Mean Curvature Flow with a Neumann Boundary Condition in Flat Spaces

Download or read book Mean Curvature Flow with a Neumann Boundary Condition in Flat Spaces written by Benjamin Stephen Lambert and published by . This book was released on 2012 with total page pages. Available in PDF, EPUB and Kindle. Book excerpt: In this thesis I study mean curvature flow in both Euclidean and Minkowski space with a Neumann boundary condition. In Minkowski space I show that for a convex timelike cone boundary condition, with compatible spacelike initial data, mean curvature flow with a perpendicular Neumann boundary condition exists for all time. Furthermore, by a blowdown argument I show convergence as $t\rightarrow \infty$ to a homothetically expanding hyperbolic hyperplane.
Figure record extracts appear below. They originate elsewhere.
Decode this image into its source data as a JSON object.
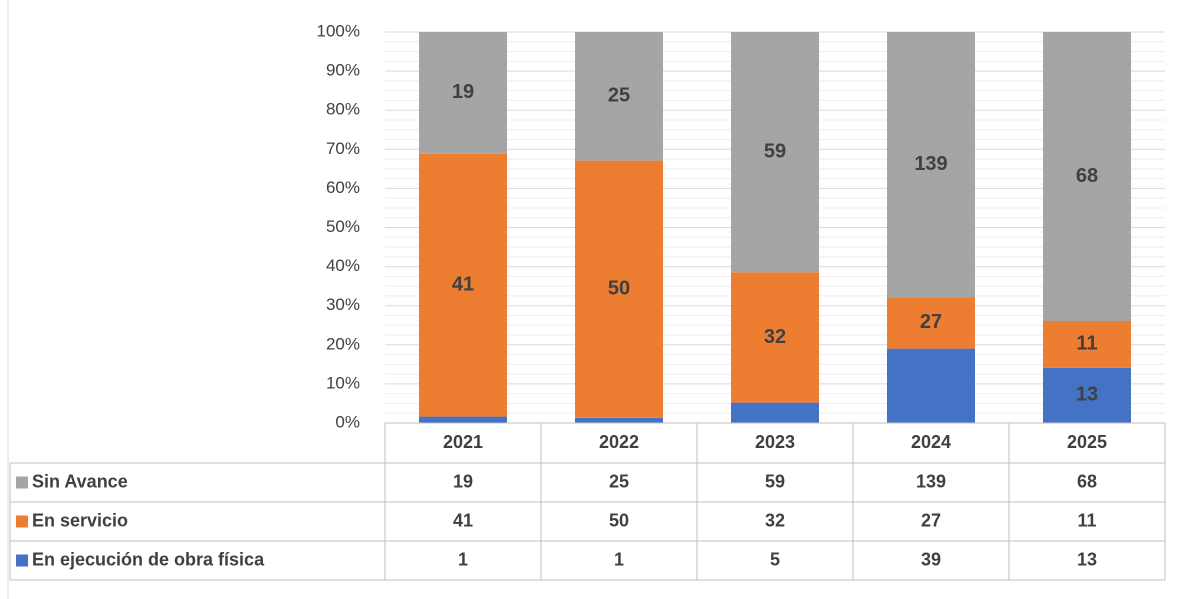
{
  "chart_data": {
    "type": "bar",
    "stacking": "percent",
    "categories": [
      "2021",
      "2022",
      "2023",
      "2024",
      "2025"
    ],
    "series": [
      {
        "name": "En ejecución de obra física",
        "color": "#4472c4",
        "values": [
          1,
          1,
          5,
          39,
          13
        ],
        "value_labels": [
          null,
          null,
          null,
          null,
          "13"
        ]
      },
      {
        "name": "En servicio",
        "color": "#ed7d31",
        "values": [
          41,
          50,
          32,
          27,
          11
        ]
      },
      {
        "name": "Sin Avance",
        "color": "#a5a5a5",
        "values": [
          19,
          25,
          59,
          139,
          68
        ]
      }
    ],
    "ylim": [
      0,
      100
    ],
    "yticks": [
      {
        "value": 0,
        "label": "0%"
      },
      {
        "value": 10,
        "label": "10%"
      },
      {
        "value": 20,
        "label": "20%"
      },
      {
        "value": 30,
        "label": "30%"
      },
      {
        "value": 40,
        "label": "40%"
      },
      {
        "value": 50,
        "label": "50%"
      },
      {
        "value": 60,
        "label": "60%"
      },
      {
        "value": 70,
        "label": "70%"
      },
      {
        "value": 80,
        "label": "80%"
      },
      {
        "value": 90,
        "label": "90%"
      },
      {
        "value": 100,
        "label": "100%"
      }
    ],
    "grid": true,
    "legend": "table"
  }
}
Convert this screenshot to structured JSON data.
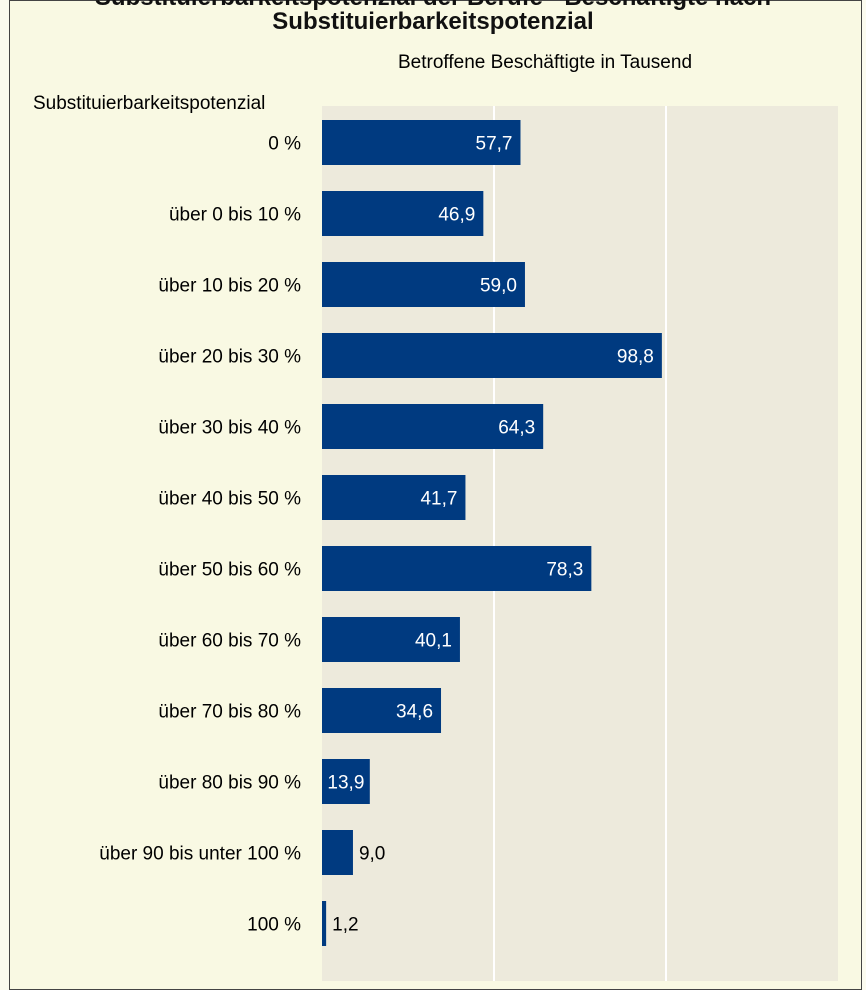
{
  "page_title": "Substituierbarkeitspotenzial der Berufe - Beschäftigte nach Substituierbarkeitspotenzial",
  "colors": {
    "bar": "#003a80",
    "plot_bg": "#edeadc",
    "frame_bg": "#f9f9e3",
    "grid": "#ffffff",
    "label_inside": "#ffffff",
    "label_outside": "#000000"
  },
  "chart_data": {
    "type": "bar",
    "orientation": "horizontal",
    "xlabel": "Betroffene Beschäftigte in Tausend",
    "ylabel": "Substituierbarkeitspotenzial",
    "categories": [
      "0 %",
      "über 0 bis 10 %",
      "über 10 bis 20 %",
      "über 20 bis 30 %",
      "über 30 bis 40 %",
      "über 40 bis 50 %",
      "über 50 bis 60 %",
      "über 60 bis 70 %",
      "über 70 bis 80 %",
      "über 80 bis 90 %",
      "über 90 bis unter 100 %",
      "100 %"
    ],
    "values": [
      57.7,
      46.9,
      59.0,
      98.8,
      64.3,
      41.7,
      78.3,
      40.1,
      34.6,
      13.9,
      9.0,
      1.2
    ],
    "value_labels": [
      "57,7",
      "46,9",
      "59,0",
      "98,8",
      "64,3",
      "41,7",
      "78,3",
      "40,1",
      "34,6",
      "13,9",
      "9,0",
      "1,2"
    ],
    "xlim": [
      0,
      150
    ],
    "gridlines_x": [
      50,
      100
    ],
    "grid": true,
    "legend": false
  }
}
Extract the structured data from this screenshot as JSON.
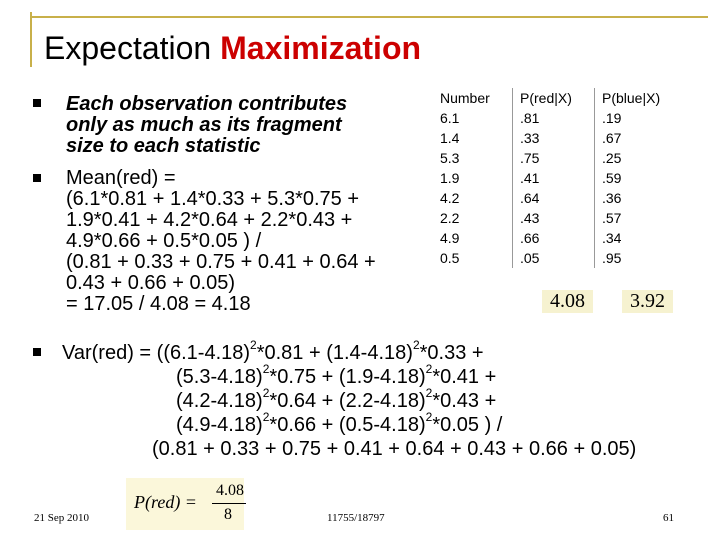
{
  "title": {
    "main": "Expectation",
    "accent": "Maximization"
  },
  "bullets": {
    "b1": {
      "lines": [
        "Each observation contributes",
        "only as much as its fragment",
        "size to each statistic"
      ]
    },
    "b2": {
      "lines": [
        "Mean(red) =",
        "(6.1*0.81 + 1.4*0.33 + 5.3*0.75 +",
        "1.9*0.41 + 4.2*0.64 + 2.2*0.43 +",
        "4.9*0.66 + 0.5*0.05 ) /",
        "(0.81 + 0.33 + 0.75 + 0.41 + 0.64 +",
        "0.43 + 0.66 + 0.05)",
        "= 17.05 / 4.08 = 4.18"
      ]
    },
    "b3": {
      "l1": {
        "a": "Var(red) = ((6.1-4.18)",
        "b": "*0.81 + (1.4-4.18)",
        "c": "*0.33 +"
      },
      "l2": {
        "a": "(5.3-4.18)",
        "b": "*0.75 + (1.9-4.18)",
        "c": "*0.41 +"
      },
      "l3": {
        "a": "(4.2-4.18)",
        "b": "*0.64 + (2.2-4.18)",
        "c": "*0.43 +"
      },
      "l4": {
        "a": "(4.9-4.18)",
        "b": "*0.66 + (0.5-4.18)",
        "c": "*0.05 ) /"
      },
      "l5": "(0.81 + 0.33 + 0.75 + 0.41 + 0.64 + 0.43 + 0.66 + 0.05)",
      "sup": "2"
    }
  },
  "table": {
    "headers": [
      "Number",
      "P(red|X)",
      "P(blue|X)"
    ],
    "number": [
      "6.1",
      "1.4",
      "5.3",
      "1.9",
      "4.2",
      "2.2",
      "4.9",
      "0.5"
    ],
    "p_red": [
      ".81",
      ".33",
      ".75",
      ".41",
      ".64",
      ".43",
      ".66",
      ".05"
    ],
    "p_blue": [
      ".19",
      ".67",
      ".25",
      ".59",
      ".36",
      ".57",
      ".34",
      ".95"
    ],
    "total_red": "4.08",
    "total_blue": "3.92"
  },
  "formula": {
    "lhs": "P(red) =",
    "numerator": "4.08",
    "denominator": "8"
  },
  "footer": {
    "date": "21 Sep 2010",
    "course": "11755/18797",
    "page": "61"
  },
  "colors": {
    "accent": "#cc0000",
    "rule": "#c8b04a"
  }
}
I also study the case of graphs over convex domains in Minkowski space. I obtain long time existence for spacelike initial graphs which are taken by mean curvature flow with a Neumann boundary condition to a constant function as $t \rightarrow \infty$. In Euclidean space I consider boundary manifolds that are rotational tori where I write $\mb{t}$ for the unit vector field in the direction of the rotation. If the initial manifold $M_0$ is compatible with the boundary condition, and at no point has $\mb{t}$ as a tangent vector, then mean curvature flow with a perpendicular Neumann boundary condition exists for all time and converges to a flat cross-section of the boundary torus. I also discuss other constant angle boundary conditions.